The northern rebellion, known as ‘the Rising of the North’, was in effect already at an end. The earls of Northumberland and Westmorland had fled across the border into Scotland, and the remaining insurgents were quickly arrested. The lowlier of them were hanged, and almost 300 suffered death in Durham alone. Scarcely a local town or village did not boast a gibbet. It is estimated
that approximately 900 were executed for treason, making it the single most fatal act of reprisal in Tudor history. It was a measure of the queen’s fury, but also of her fear. She had already made it clear that ‘you may not execute any that hath freeholds or noted wealthy’. She wanted their money rather than their lives; the lands and estates of the mightier or most prosperous were therefore confiscated. Northumberland was sold to England by the Scots for £2,000 and subsequently executed, while Westmorland sought sanctuary in the Spanish Netherlands.

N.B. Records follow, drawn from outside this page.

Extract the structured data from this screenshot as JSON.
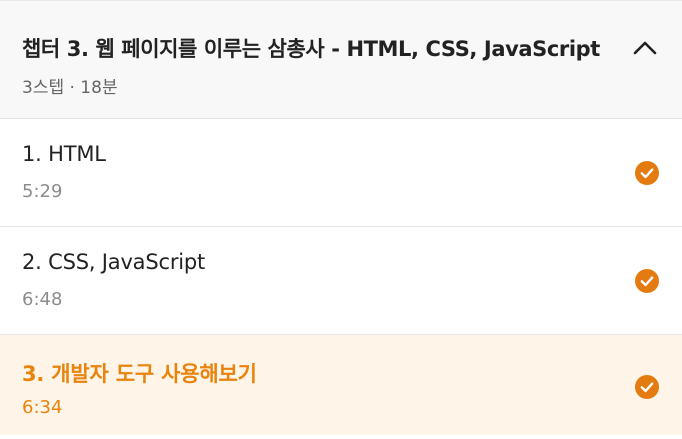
{
  "chapter": {
    "title": "챕터 3. 웹 페이지를 이루는 삼총사 - HTML, CSS, JavaScript",
    "meta": "3스텝 · 18분",
    "collapse_icon": "chevron-up-icon"
  },
  "lessons": [
    {
      "title": "1. HTML",
      "duration": "5:29",
      "completed": true,
      "active": false
    },
    {
      "title": "2. CSS, JavaScript",
      "duration": "6:48",
      "completed": true,
      "active": false
    },
    {
      "title": "3. 개발자 도구 사용해보기",
      "duration": "6:34",
      "completed": true,
      "active": true
    }
  ],
  "colors": {
    "accent": "#e8830c",
    "active_background": "#fff4e8",
    "header_background": "#f8f8f8",
    "check_color": "#e47b10"
  },
  "icons": {
    "completed": "check-circle-icon"
  }
}
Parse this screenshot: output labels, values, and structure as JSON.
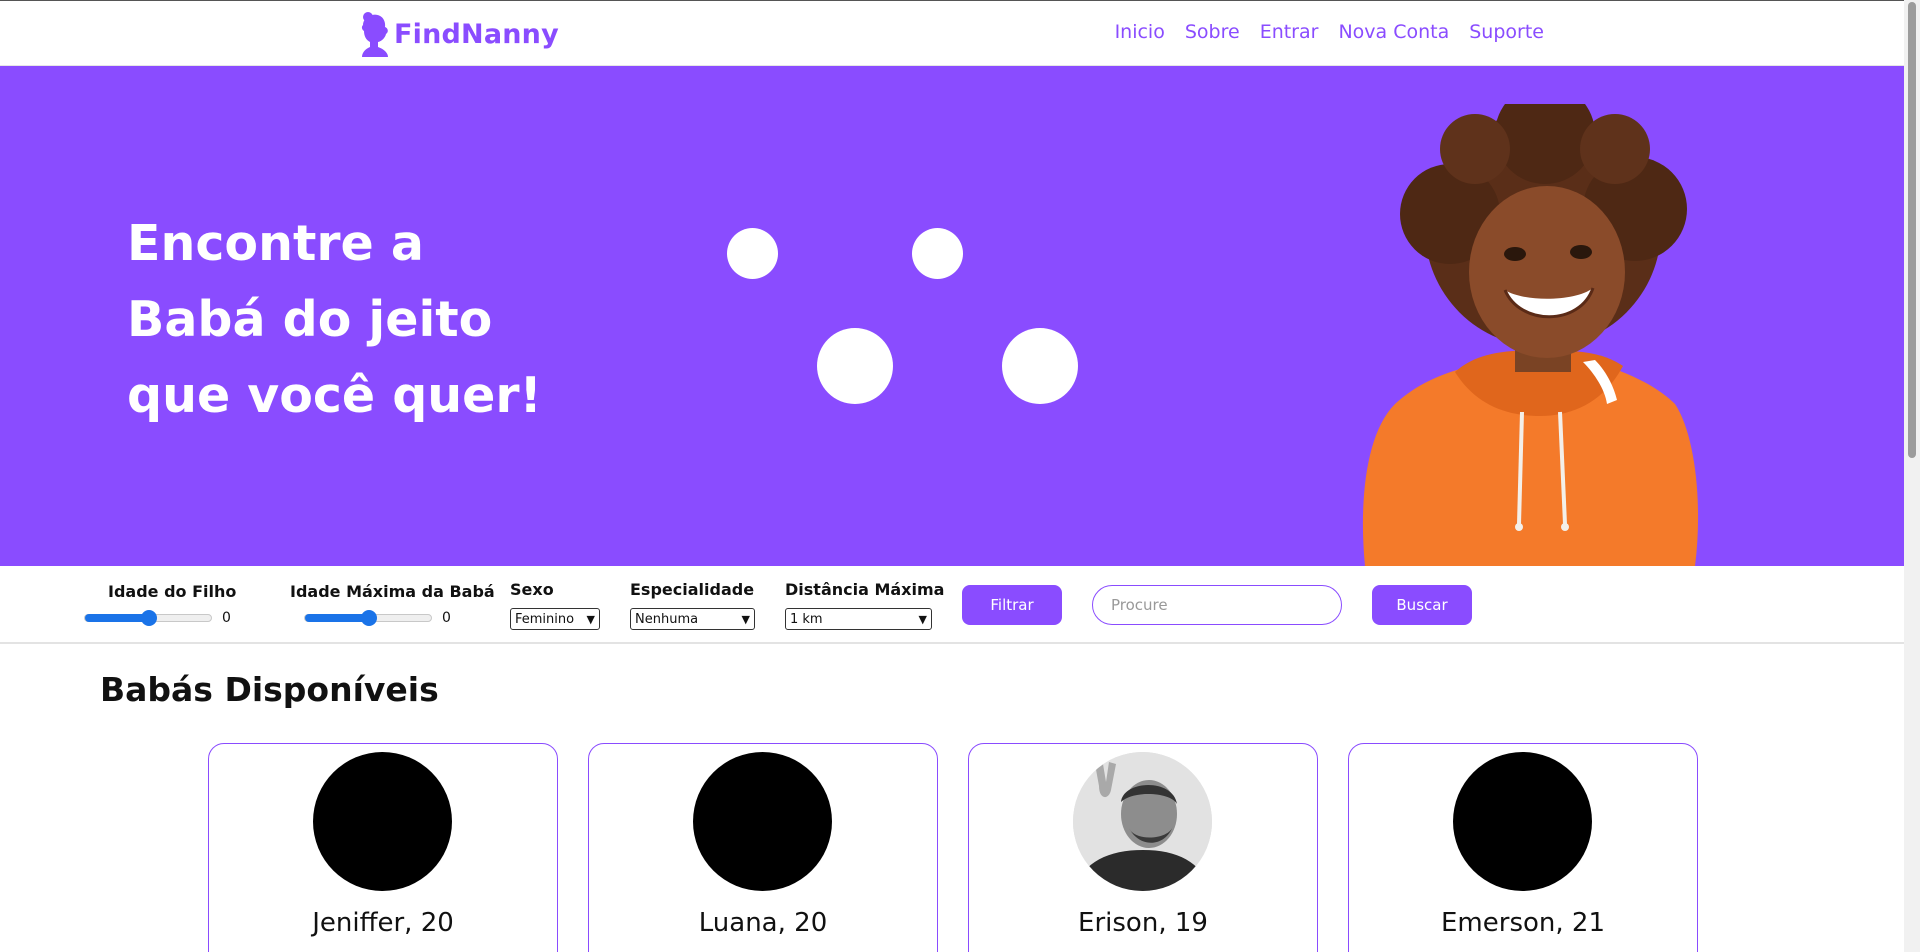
{
  "brand": {
    "name": "FindNanny",
    "color": "#8a4cff"
  },
  "nav": {
    "items": [
      "Inicio",
      "Sobre",
      "Entrar",
      "Nova Conta",
      "Suporte"
    ]
  },
  "hero": {
    "title_lines": [
      "Encontre a",
      "Babá do jeito",
      "que você quer!"
    ]
  },
  "filters": {
    "child_age_label": "Idade do Filho",
    "child_age_value": "0",
    "child_age_level": 0.5,
    "nanny_age_label": "Idade Máxima da Babá",
    "nanny_age_value": "0",
    "nanny_age_level": 0.5,
    "sex_label": "Sexo",
    "sex_value": "Feminino",
    "specialty_label": "Especialidade",
    "specialty_value": "Nenhuma",
    "distance_label": "Distância Máxima",
    "distance_value": "1 km",
    "filter_button": "Filtrar",
    "search_placeholder": "Procure",
    "search_button": "Buscar"
  },
  "list": {
    "title": "Babás Disponíveis",
    "cards": [
      {
        "name": "Jeniffer, 20",
        "photo": "none"
      },
      {
        "name": "Luana, 20",
        "photo": "none"
      },
      {
        "name": "Erison, 19",
        "photo": "person-photo"
      },
      {
        "name": "Emerson, 21",
        "photo": "none"
      }
    ]
  },
  "colors": {
    "accent": "#8a4cff",
    "slider": "#1a73e8",
    "hoodie": "#f47a2a"
  }
}
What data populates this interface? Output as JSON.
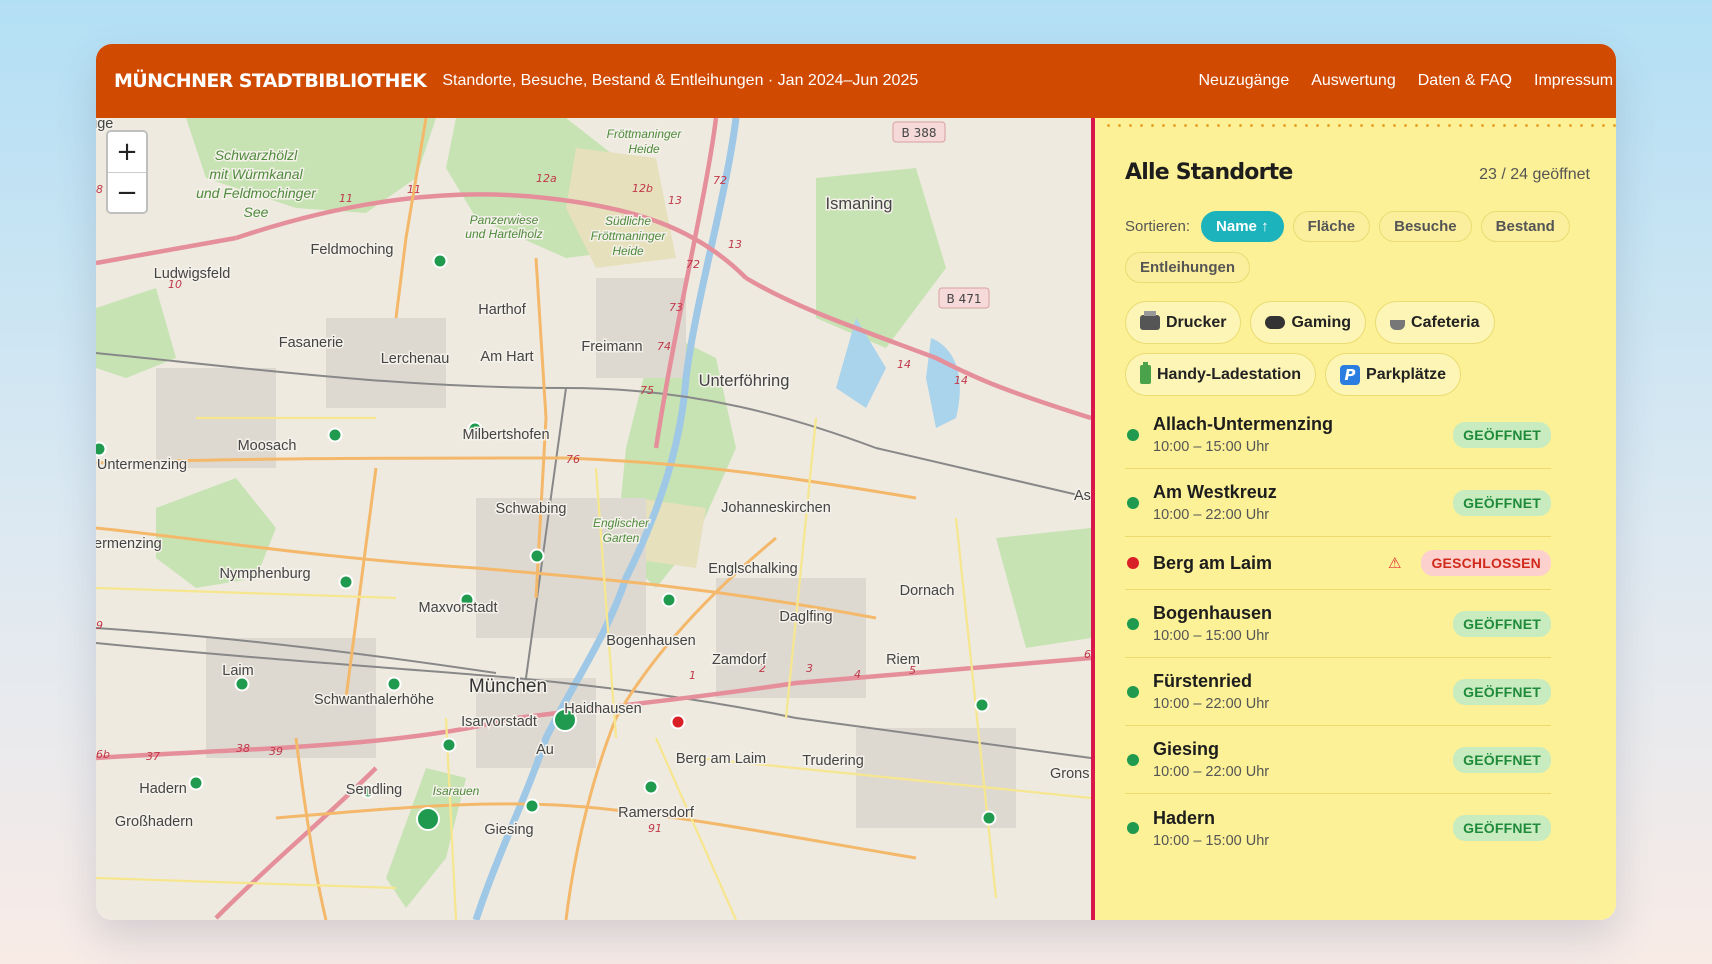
{
  "header": {
    "brand": "MÜNCHNER STADTBIBLIOTHEK",
    "subtitle": "Standorte, Besuche, Bestand & Entleihungen · Jan 2024–Jun 2025",
    "nav": [
      "Neuzugänge",
      "Auswertung",
      "Daten & FAQ",
      "Impressum"
    ],
    "color": "#d14a02"
  },
  "map": {
    "zoom_in": "+",
    "zoom_out": "−",
    "labels": [
      {
        "text": "Schwarzhölzl",
        "italic": true
      },
      {
        "text": "mit Würmkanal",
        "italic": true
      },
      {
        "text": "und Feldmochinger",
        "italic": true
      },
      {
        "text": "See",
        "italic": true
      },
      {
        "text": "Fröttmaninger",
        "italic": true
      },
      {
        "text": "Heide",
        "italic": true
      },
      {
        "text": "Panzerwiese",
        "italic": true
      },
      {
        "text": "und Hartelholz",
        "italic": true
      },
      {
        "text": "Südliche",
        "italic": true
      },
      {
        "text": "Fröttmaninger",
        "italic": true
      },
      {
        "text": "Heide",
        "italic": true
      },
      {
        "text": "Ismaning"
      },
      {
        "text": "Feldmoching"
      },
      {
        "text": "Ludwigsfeld"
      },
      {
        "text": "Harthof"
      },
      {
        "text": "Fasanerie"
      },
      {
        "text": "Lerchenau"
      },
      {
        "text": "Am Hart"
      },
      {
        "text": "Freimann"
      },
      {
        "text": "Unterföhring"
      },
      {
        "text": "Moosach"
      },
      {
        "text": "Untermenzing"
      },
      {
        "text": "Milbertshofen"
      },
      {
        "text": "Schwabing"
      },
      {
        "text": "Englischer",
        "italic": true
      },
      {
        "text": "Garten",
        "italic": true
      },
      {
        "text": "Johanneskirchen"
      },
      {
        "text": "Nymphenburg"
      },
      {
        "text": "Englschalking"
      },
      {
        "text": "Maxvorstadt"
      },
      {
        "text": "Dornach"
      },
      {
        "text": "Daglfing"
      },
      {
        "text": "Bogenhausen"
      },
      {
        "text": "Zamdorf"
      },
      {
        "text": "Laim"
      },
      {
        "text": "Riem"
      },
      {
        "text": "Schwanthalerhöhe"
      },
      {
        "text": "München"
      },
      {
        "text": "Haidhausen"
      },
      {
        "text": "Isarvorstadt"
      },
      {
        "text": "Au"
      },
      {
        "text": "Berg am Laim"
      },
      {
        "text": "Trudering"
      },
      {
        "text": "Hadern"
      },
      {
        "text": "Sendling"
      },
      {
        "text": "Isarauen",
        "italic": true
      },
      {
        "text": "Ramersdorf"
      },
      {
        "text": "Großhadern"
      },
      {
        "text": "Giesing"
      },
      {
        "text": "ermenzing"
      },
      {
        "text": "Grons"
      },
      {
        "text": "As"
      },
      {
        "text": "ige"
      }
    ],
    "road_shields": [
      "B 388",
      "B 471"
    ],
    "road_numbers": [
      "11",
      "11",
      "12a",
      "12b",
      "13",
      "72",
      "72",
      "13",
      "73",
      "74",
      "75",
      "76",
      "14",
      "14",
      "10",
      "1",
      "2",
      "3",
      "4",
      "5",
      "6",
      "37",
      "38",
      "39",
      "6b",
      "91",
      "9",
      "8"
    ]
  },
  "panel": {
    "title": "Alle Standorte",
    "count": "23 / 24 geöffnet",
    "sort_label": "Sortieren:",
    "sort_options": [
      {
        "label": "Name ↑",
        "active": true
      },
      {
        "label": "Fläche",
        "active": false
      },
      {
        "label": "Besuche",
        "active": false
      },
      {
        "label": "Bestand",
        "active": false
      },
      {
        "label": "Entleihungen",
        "active": false
      }
    ],
    "filters": [
      {
        "label": "Drucker",
        "icon": "printer-icon"
      },
      {
        "label": "Gaming",
        "icon": "gamepad-icon"
      },
      {
        "label": "Cafeteria",
        "icon": "coffee-icon"
      },
      {
        "label": "Handy-Ladestation",
        "icon": "battery-icon"
      },
      {
        "label": "Parkplätze",
        "icon": "parking-icon"
      }
    ],
    "locations": [
      {
        "name": "Allach-Untermenzing",
        "hours": "10:00 – 15:00 Uhr",
        "status": "GEÖFFNET",
        "open": true
      },
      {
        "name": "Am Westkreuz",
        "hours": "10:00 – 22:00 Uhr",
        "status": "GEÖFFNET",
        "open": true
      },
      {
        "name": "Berg am Laim",
        "hours": "",
        "status": "GESCHLOSSEN",
        "open": false,
        "warning": "⚠"
      },
      {
        "name": "Bogenhausen",
        "hours": "10:00 – 15:00 Uhr",
        "status": "GEÖFFNET",
        "open": true
      },
      {
        "name": "Fürstenried",
        "hours": "10:00 – 22:00 Uhr",
        "status": "GEÖFFNET",
        "open": true
      },
      {
        "name": "Giesing",
        "hours": "10:00 – 22:00 Uhr",
        "status": "GEÖFFNET",
        "open": true
      },
      {
        "name": "Hadern",
        "hours": "10:00 – 15:00 Uhr",
        "status": "GEÖFFNET",
        "open": true
      }
    ],
    "colors": {
      "background": "#fcf196",
      "accent": "#1db3bd",
      "open": "#1f9a4e",
      "closed": "#d92027",
      "divider": "#d9174b"
    }
  }
}
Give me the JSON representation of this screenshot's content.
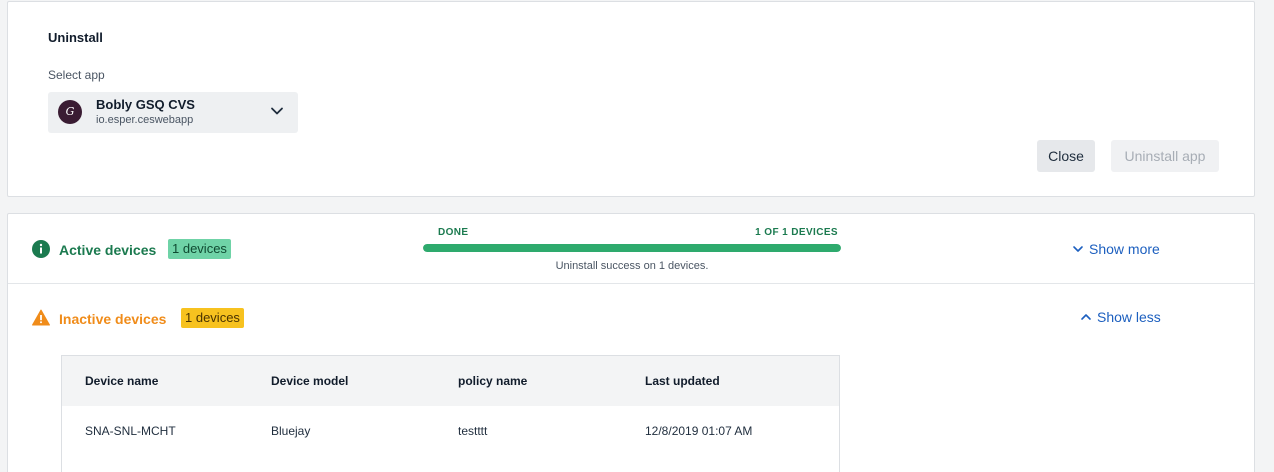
{
  "uninstall": {
    "title": "Uninstall",
    "select_label": "Select app",
    "selected_app": {
      "name": "Bobly GSQ CVS",
      "package": "io.esper.ceswebapp",
      "avatar_glyph": "G"
    },
    "close_label": "Close",
    "uninstall_label": "Uninstall app"
  },
  "active": {
    "label": "Active devices",
    "badge": "1 devices",
    "status": "DONE",
    "count": "1 OF 1 DEVICES",
    "progress_fraction": 1.0,
    "message": "Uninstall success on 1 devices.",
    "toggle": "Show more"
  },
  "inactive": {
    "label": "Inactive devices",
    "badge": "1 devices",
    "toggle": "Show less",
    "table": {
      "headers": [
        "Device name",
        "Device model",
        "policy name",
        "Last updated"
      ],
      "rows": [
        [
          "SNA-SNL-MCHT",
          "Bluejay",
          "testttt",
          "12/8/2019 01:07 AM"
        ]
      ]
    }
  },
  "colors": {
    "success": "#1b7a4f",
    "success_badge": "#6fd3a7",
    "progress": "#2eaa6d",
    "warning": "#f08c1a",
    "warning_badge": "#f7c21f",
    "link": "#1c5fbf"
  },
  "icons": {
    "app_select_chevron": "chevron-down-icon",
    "active_status": "info-icon",
    "inactive_status": "warning-icon",
    "show_more": "chevron-down-icon",
    "show_less": "chevron-up-icon"
  }
}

This was the last of what may be called the traditional rebellions led by the feudal warlords of the old faith. The great lords, the Percys and the Nevilles, had once been considered to be the de facto rulers of their territories where they exercised more power and authority than the monarch. Yet now they had failed to ignite the northern lands in open revolt. Many of the Catholics of the region had no wish to challenge the political and social order of the country. Even the tenantry of the great families were reluctant to rise. The crisis that Cecil had most feared had been overcome, with the old faith now associated with treason and force. It was described as ‘a cold pie for the papists’. The loyalty of the majority of the realm had been reaffirmed. The northern rebellion represented one of the great and silent transitions in the nation’s history.
Just after the revolt was suppressed a further challenge to the queen’s authority was mounted in Rome. In early 1570, Pope Pius V issued a bull in which he excommunicated Elizabeth as a paramount heretic and tyrant. It stated that ‘the pretended queen of England’ could no longer command allegiance, and that she was ‘the servant of iniquity’. Its denunciation covered any person who obeyed her laws and commands. The queen herself was now a legitimate object of attack by any assassin of the old faith; her death would speed his way to heaven. It was the last stand of medieval religion, the final occasion when a pope would try to depose a reigning monarch.